Question

In: Finance

Assume that AT&T’s pension fund managers are considering two alternative securities as investments: (1) Security Z...

Assume that AT&T’s pension fund managers are considering two alternative securities as investments: (1) Security Z (for zero intermediate year cash flows), which costs $422.41 today, pays nothing during its 10-year life, and then pays $1,000 at the end of 10 years or (2) Security B, which has a cost today of $500 and pays $74.50 at the end of each of the next 10 years.

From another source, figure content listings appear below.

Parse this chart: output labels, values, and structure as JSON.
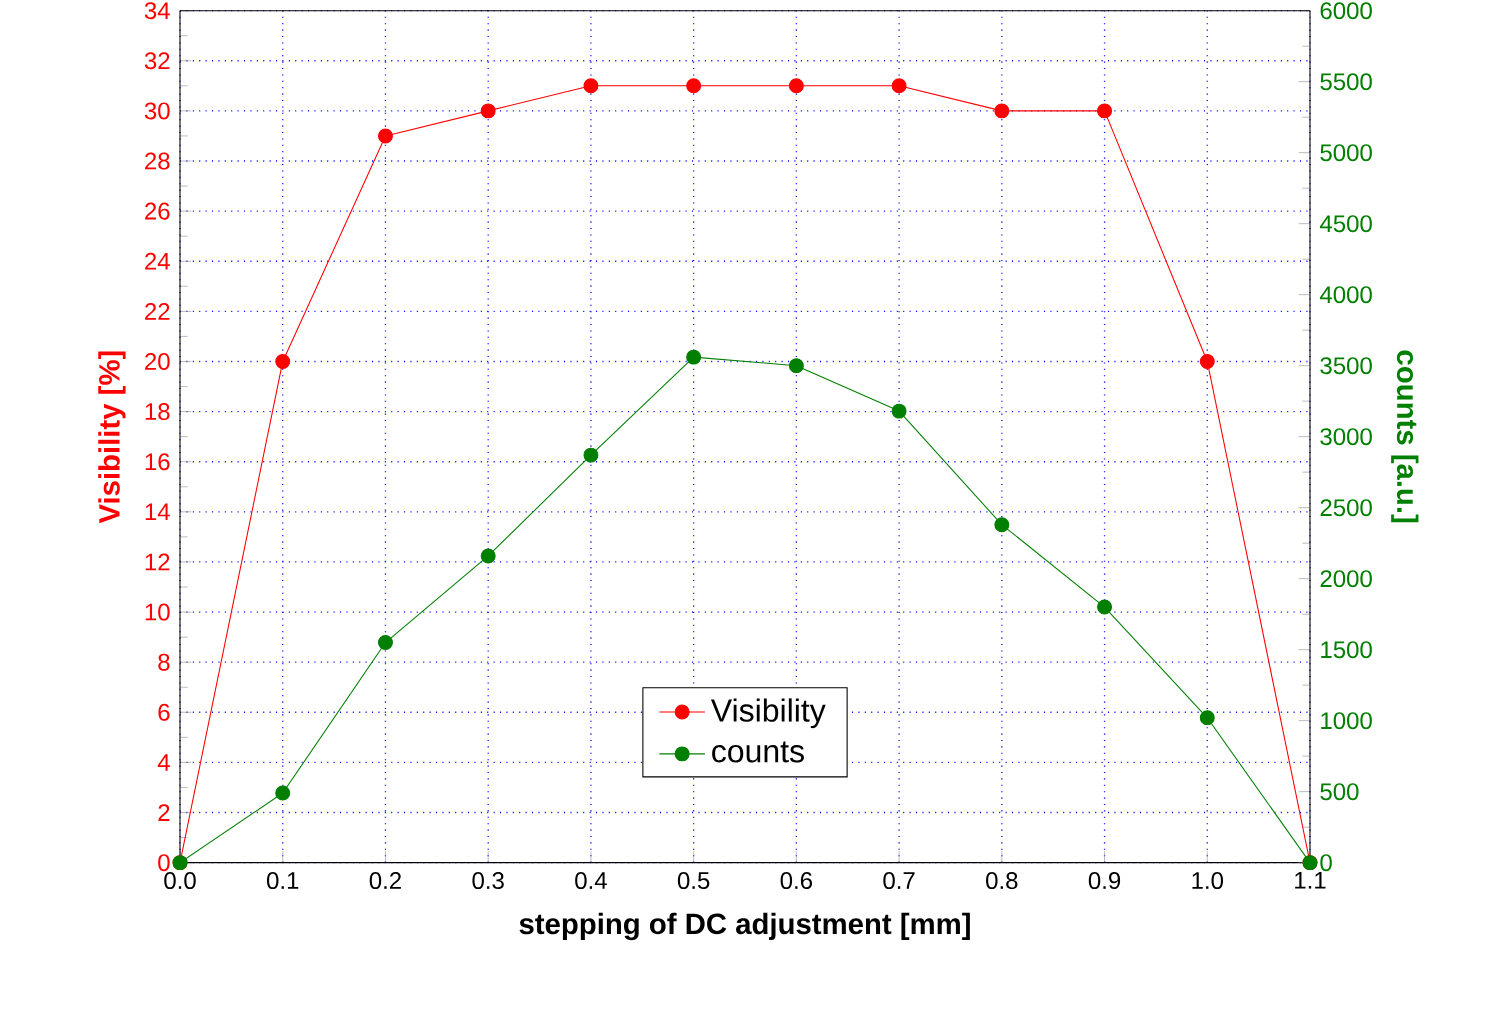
{
  "chart_data": {
    "type": "line",
    "xlabel": "stepping of DC adjustment [mm]",
    "ylabel": "Visibility [%]",
    "y2label": "counts [a.u.]",
    "x": [
      0.0,
      0.1,
      0.2,
      0.3,
      0.4,
      0.5,
      0.6,
      0.7,
      0.8,
      0.9,
      1.0,
      1.1
    ],
    "series": [
      {
        "name": "Visibility",
        "color": "#ff0000",
        "values": [
          0,
          20,
          29,
          30,
          31,
          31,
          31,
          31,
          30,
          30,
          20,
          0
        ]
      },
      {
        "name": "counts",
        "color": "#007f00",
        "axis": "y2",
        "values": [
          0,
          490,
          1550,
          2160,
          2870,
          3560,
          3500,
          3180,
          2380,
          1800,
          1020,
          0
        ]
      }
    ],
    "xlim": [
      0.0,
      1.1
    ],
    "xticks": [
      {
        "value": 0.0,
        "label": "0.0"
      },
      0.1,
      0.2,
      0.3,
      0.4,
      0.5,
      0.6,
      0.7,
      0.8,
      0.9,
      {
        "value": 1.0,
        "label": "1.0"
      },
      1.1
    ],
    "ylim": [
      0,
      34
    ],
    "yticks": [
      0,
      2,
      4,
      6,
      8,
      10,
      12,
      14,
      16,
      18,
      20,
      22,
      24,
      26,
      28,
      30,
      32,
      34
    ],
    "y2lim": [
      0,
      6000
    ],
    "y2ticks": [
      0,
      500,
      1000,
      1500,
      2000,
      2500,
      3000,
      3500,
      4000,
      4500,
      5000,
      5500,
      6000
    ],
    "grid": true,
    "legend": "bottom",
    "marker": "circle",
    "line_style": "solid"
  }
}
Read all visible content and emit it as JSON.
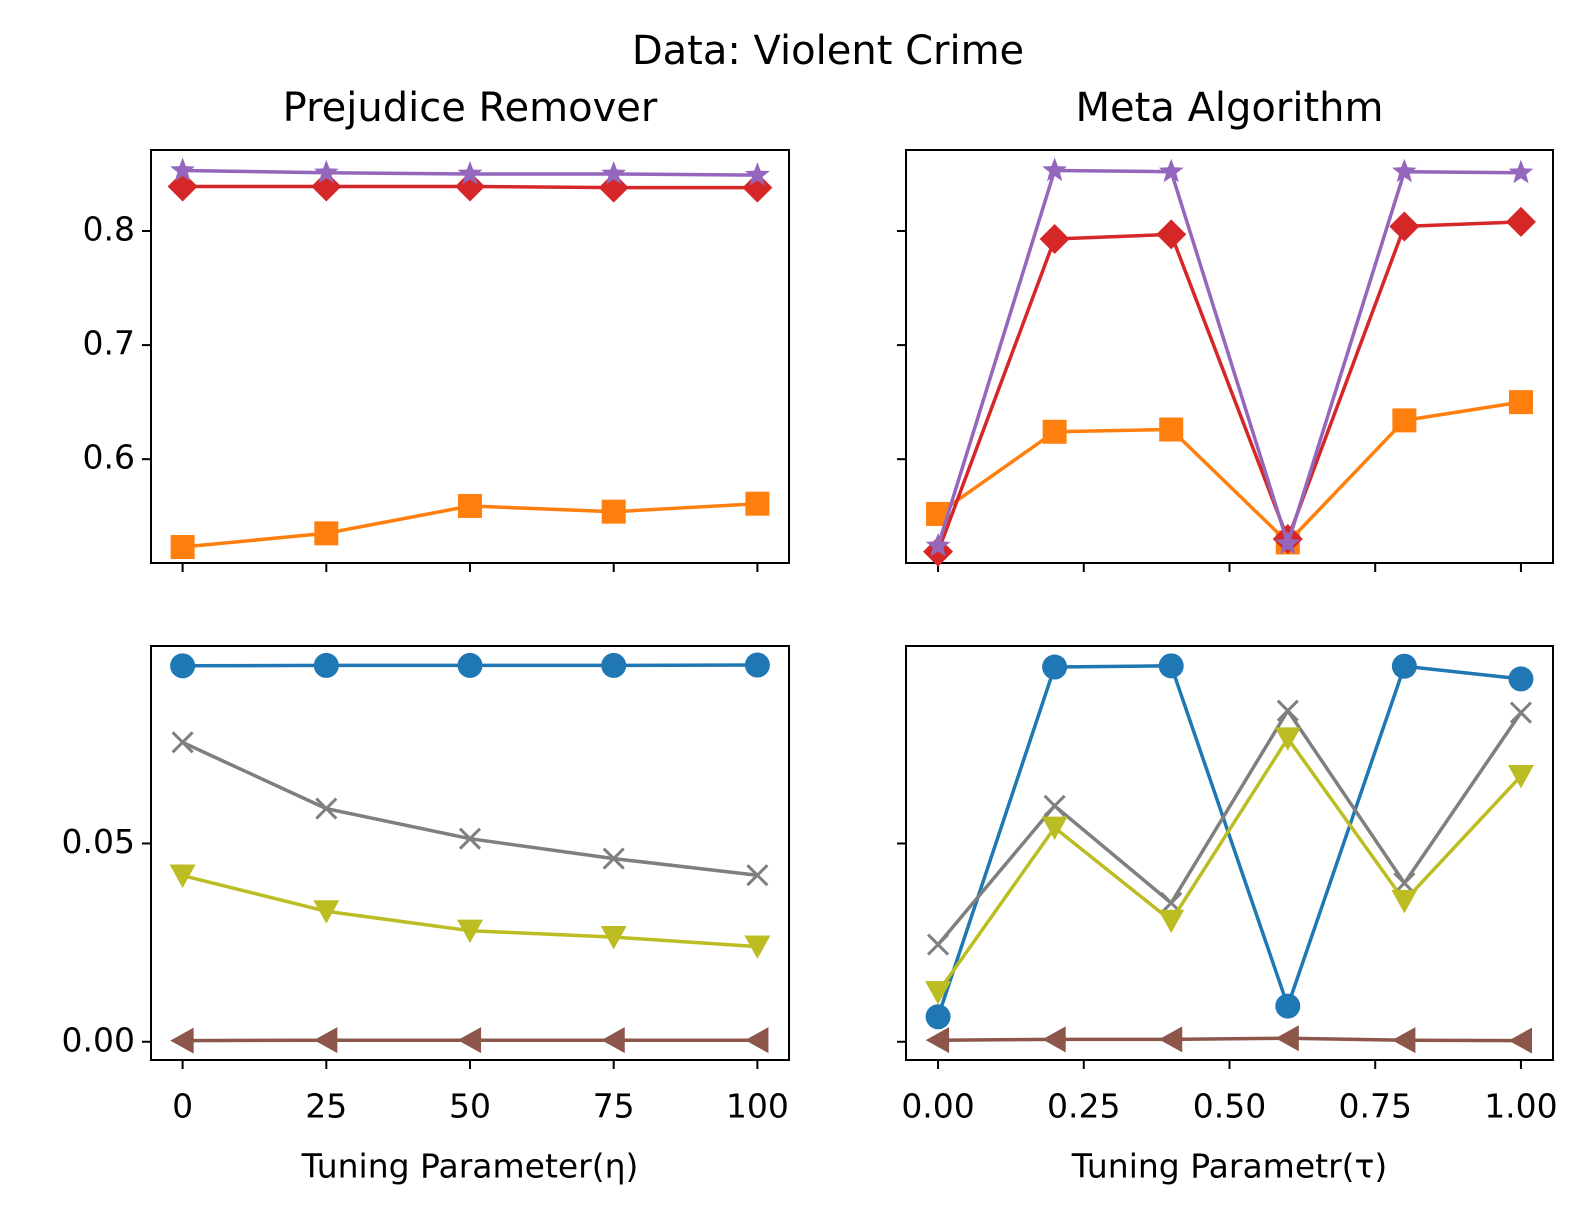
{
  "figure_title": "Data: Violent Crime",
  "chart_data": [
    {
      "id": "pr_top",
      "type": "line",
      "title": "Prejudice Remover",
      "xlabel": "",
      "ylabel": "",
      "x": [
        0,
        25,
        50,
        75,
        100
      ],
      "xlim": [
        -5.5,
        105.5
      ],
      "ylim": [
        0.509,
        0.871
      ],
      "xticks": [
        0,
        25,
        50,
        75,
        100
      ],
      "xticklabels": [],
      "yticks": [
        0.6,
        0.7,
        0.8
      ],
      "yticklabels": [
        "0.6",
        "0.7",
        "0.8"
      ],
      "grid": false,
      "series": [
        {
          "color": "#ff7f0e",
          "marker": "square",
          "values": [
            0.523,
            0.535,
            0.559,
            0.554,
            0.561
          ]
        },
        {
          "color": "#d62728",
          "marker": "diamond",
          "values": [
            0.839,
            0.839,
            0.839,
            0.838,
            0.838
          ]
        },
        {
          "color": "#9467bd",
          "marker": "star",
          "values": [
            0.853,
            0.851,
            0.85,
            0.85,
            0.849
          ]
        }
      ]
    },
    {
      "id": "meta_top",
      "type": "line",
      "title": "Meta Algorithm",
      "xlabel": "",
      "ylabel": "",
      "x": [
        0,
        0.2,
        0.4,
        0.6,
        0.8,
        1.0
      ],
      "xlim": [
        -0.055,
        1.055
      ],
      "ylim": [
        0.509,
        0.871
      ],
      "xticks": [
        0,
        0.25,
        0.5,
        0.75,
        1.0
      ],
      "xticklabels": [],
      "yticks": [
        0.6,
        0.7,
        0.8
      ],
      "yticklabels": [],
      "grid": false,
      "series": [
        {
          "color": "#ff7f0e",
          "marker": "square",
          "values": [
            0.552,
            0.624,
            0.626,
            0.527,
            0.634,
            0.65
          ]
        },
        {
          "color": "#d62728",
          "marker": "diamond",
          "values": [
            0.519,
            0.793,
            0.797,
            0.53,
            0.804,
            0.808
          ]
        },
        {
          "color": "#9467bd",
          "marker": "star",
          "values": [
            0.524,
            0.853,
            0.852,
            0.526,
            0.852,
            0.851
          ]
        }
      ]
    },
    {
      "id": "pr_bottom",
      "type": "line",
      "title": "",
      "xlabel": "Tuning Parameter(η)",
      "ylabel": "",
      "x": [
        0,
        25,
        50,
        75,
        100
      ],
      "xlim": [
        -5.5,
        105.5
      ],
      "ylim": [
        -0.0046,
        0.0998
      ],
      "xticks": [
        0,
        25,
        50,
        75,
        100
      ],
      "xticklabels": [
        "0",
        "25",
        "50",
        "75",
        "100"
      ],
      "yticks": [
        0.0,
        0.05
      ],
      "yticklabels": [
        "0.00",
        "0.05"
      ],
      "grid": false,
      "series": [
        {
          "color": "#1f77b4",
          "marker": "circle",
          "values": [
            0.0948,
            0.0949,
            0.0949,
            0.0949,
            0.095
          ]
        },
        {
          "color": "#7f7f7f",
          "marker": "x",
          "values": [
            0.0755,
            0.0588,
            0.0512,
            0.0462,
            0.042
          ]
        },
        {
          "color": "#bcbd22",
          "marker": "triangle-down",
          "values": [
            0.0419,
            0.0329,
            0.028,
            0.0264,
            0.024
          ]
        },
        {
          "color": "#8c564b",
          "marker": "triangle-left",
          "values": [
            0.0003,
            0.0004,
            0.0004,
            0.0004,
            0.0004
          ]
        }
      ]
    },
    {
      "id": "meta_bottom",
      "type": "line",
      "title": "",
      "xlabel": "Tuning Parametr(τ)",
      "ylabel": "",
      "x": [
        0,
        0.2,
        0.4,
        0.6,
        0.8,
        1.0
      ],
      "xlim": [
        -0.055,
        1.055
      ],
      "ylim": [
        -0.0046,
        0.0998
      ],
      "xticks": [
        0,
        0.25,
        0.5,
        0.75,
        1.0
      ],
      "xticklabels": [
        "0.00",
        "0.25",
        "0.50",
        "0.75",
        "1.00"
      ],
      "yticks": [
        0.0,
        0.05
      ],
      "yticklabels": [],
      "grid": false,
      "series": [
        {
          "color": "#1f77b4",
          "marker": "circle",
          "values": [
            0.0063,
            0.0945,
            0.0948,
            0.009,
            0.0947,
            0.0915
          ]
        },
        {
          "color": "#7f7f7f",
          "marker": "x",
          "values": [
            0.0245,
            0.0595,
            0.035,
            0.0835,
            0.04,
            0.083
          ]
        },
        {
          "color": "#bcbd22",
          "marker": "triangle-down",
          "values": [
            0.0125,
            0.054,
            0.0305,
            0.0765,
            0.0355,
            0.067
          ]
        },
        {
          "color": "#8c564b",
          "marker": "triangle-left",
          "values": [
            0.0004,
            0.0006,
            0.0006,
            0.0009,
            0.0004,
            0.0003
          ]
        }
      ]
    }
  ]
}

Which security would you recommend be purchased and why?

Security Z:

Security B:

Solutions

Expert Solution

The security which provides highest rate of return per annum will be recommeded to purchase.
Security Z
We can use the present value of sum formula to calculate the rate of return provided by Security Z.
Present value of sum = F x [1/(1+r)^n]
Present value of sum = present value of security Z = $422.41
F = Future value of security = $1000
r = rate of return = ?
n = no.of years = 10
422.41 = 1000 x [1/(1+r)^10]
0.42241 = [1/(1+r)^10]
r = 0.09
Rate of return provided by Security Z = 9%
Security B
We can use the present value of annuity formula to calculate the rate of return provided by Security B
Present value of annuity = A x {[1-(1+r)^-n]/r}
Present value of annuity = present value of security = $500
A = yearly payment = $74.50
r = rate of return = ?
n = no.of years = 10
500 = 74.50 x {[1-(1+r)^-10]/r}
6.711409 = [1-(1+r)^-10]/r
r = 0.08
Rate of return provided by Security B = 8%
I would recommend Security Z be purchased as it provides highest rate of return per year.